The University of Maine-led offshore wind project, VolturnUS, in Castine, is the first grid-connected floating offshore wind project in the Americas. Maine Aqua Ventus I, a two-turbine, 12-megawatt project, is proposed by a partnership of Cianbro, Emera and UMaine for a test site south of Monhegan. Maine Aqua Ventus is competing for one of three $46.6 million federal grants that could thrust the project closer to developing the country’s first commercial-scale offshore wind farm.

Meanwhile, Ocean Renewable Power Co., the first tidal energy project in the United States to deliver power to the grid, is coming off an incredible year of project successes, awards and even a spot on Popular Science’s annual “Best of What’s New” list.

The “60 Minutes” piece did call attention to real challenges in the clean-tech industry, namely, changing investment models in venture capital. Maine entrepreneurs have cited lack of access to venture capital resources needed for growth as an obstacle in their business-development implementation plans. The state will need support for renewable energy, energy efficiency and environmental initiatives and investment in research and development with the goal of leading to commercialization of products and services to continue its momentum.

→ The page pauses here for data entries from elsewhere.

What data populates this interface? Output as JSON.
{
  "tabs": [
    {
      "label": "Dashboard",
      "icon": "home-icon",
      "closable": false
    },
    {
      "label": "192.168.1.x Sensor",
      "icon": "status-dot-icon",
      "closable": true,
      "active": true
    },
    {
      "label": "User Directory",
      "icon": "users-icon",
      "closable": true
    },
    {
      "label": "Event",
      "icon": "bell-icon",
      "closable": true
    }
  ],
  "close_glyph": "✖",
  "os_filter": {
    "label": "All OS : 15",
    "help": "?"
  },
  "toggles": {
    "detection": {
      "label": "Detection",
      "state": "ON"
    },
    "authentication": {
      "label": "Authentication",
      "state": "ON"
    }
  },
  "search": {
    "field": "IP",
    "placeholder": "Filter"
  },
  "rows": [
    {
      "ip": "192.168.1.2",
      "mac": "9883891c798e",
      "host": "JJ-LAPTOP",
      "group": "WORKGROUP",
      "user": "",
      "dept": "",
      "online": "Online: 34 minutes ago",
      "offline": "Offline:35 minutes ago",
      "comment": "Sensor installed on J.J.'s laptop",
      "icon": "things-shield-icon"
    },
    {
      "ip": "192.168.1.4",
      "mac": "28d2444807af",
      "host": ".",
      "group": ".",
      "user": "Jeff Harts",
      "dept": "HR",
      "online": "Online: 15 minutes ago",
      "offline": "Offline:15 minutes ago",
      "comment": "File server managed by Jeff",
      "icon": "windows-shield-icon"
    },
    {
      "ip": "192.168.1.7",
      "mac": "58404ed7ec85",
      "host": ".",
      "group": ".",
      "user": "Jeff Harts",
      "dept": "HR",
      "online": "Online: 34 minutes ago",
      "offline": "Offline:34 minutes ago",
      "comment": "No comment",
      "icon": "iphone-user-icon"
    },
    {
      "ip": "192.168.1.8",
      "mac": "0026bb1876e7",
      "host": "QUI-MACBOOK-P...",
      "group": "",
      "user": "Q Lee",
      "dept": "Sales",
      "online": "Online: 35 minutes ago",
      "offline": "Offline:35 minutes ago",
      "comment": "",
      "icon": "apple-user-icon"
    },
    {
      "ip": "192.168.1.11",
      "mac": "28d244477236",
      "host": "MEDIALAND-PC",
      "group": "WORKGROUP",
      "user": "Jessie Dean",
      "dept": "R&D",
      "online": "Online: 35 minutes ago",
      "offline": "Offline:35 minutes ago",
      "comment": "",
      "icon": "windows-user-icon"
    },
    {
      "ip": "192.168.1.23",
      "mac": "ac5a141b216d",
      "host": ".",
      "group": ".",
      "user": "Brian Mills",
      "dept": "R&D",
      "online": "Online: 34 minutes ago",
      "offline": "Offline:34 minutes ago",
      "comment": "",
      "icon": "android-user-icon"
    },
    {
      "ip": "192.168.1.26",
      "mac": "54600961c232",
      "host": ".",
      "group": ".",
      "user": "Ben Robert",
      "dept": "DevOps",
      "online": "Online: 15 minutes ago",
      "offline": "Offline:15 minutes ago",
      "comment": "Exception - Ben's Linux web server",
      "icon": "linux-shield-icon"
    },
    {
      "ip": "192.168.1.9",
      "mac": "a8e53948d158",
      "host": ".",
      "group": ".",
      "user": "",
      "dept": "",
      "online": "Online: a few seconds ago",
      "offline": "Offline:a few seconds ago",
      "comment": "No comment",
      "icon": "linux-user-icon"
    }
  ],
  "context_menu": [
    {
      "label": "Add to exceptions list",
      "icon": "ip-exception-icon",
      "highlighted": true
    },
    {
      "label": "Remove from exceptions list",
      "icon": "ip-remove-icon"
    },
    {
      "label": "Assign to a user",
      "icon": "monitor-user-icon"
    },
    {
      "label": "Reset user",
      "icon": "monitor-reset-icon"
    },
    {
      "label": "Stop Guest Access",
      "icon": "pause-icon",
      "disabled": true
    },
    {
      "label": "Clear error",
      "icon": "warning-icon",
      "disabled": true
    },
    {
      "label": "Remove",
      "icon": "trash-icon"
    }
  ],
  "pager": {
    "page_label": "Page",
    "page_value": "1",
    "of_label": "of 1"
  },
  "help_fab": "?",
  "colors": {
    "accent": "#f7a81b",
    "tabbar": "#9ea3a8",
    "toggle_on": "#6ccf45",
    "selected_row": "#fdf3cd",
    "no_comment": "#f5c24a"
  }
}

E2Tech is working with an incredibly experienced set of partners and businesses to identify the diverse range of value-added products, services and technologies across the state and region with an environmental benefit so that we can accelerate the growth of a sustainable clean-tech sector in Maine. Maine and its manufacturers, startups, construction companies, engineers and academic institutions are building the state’s clean-technology economy with innovative ideas, good business practices and private investment.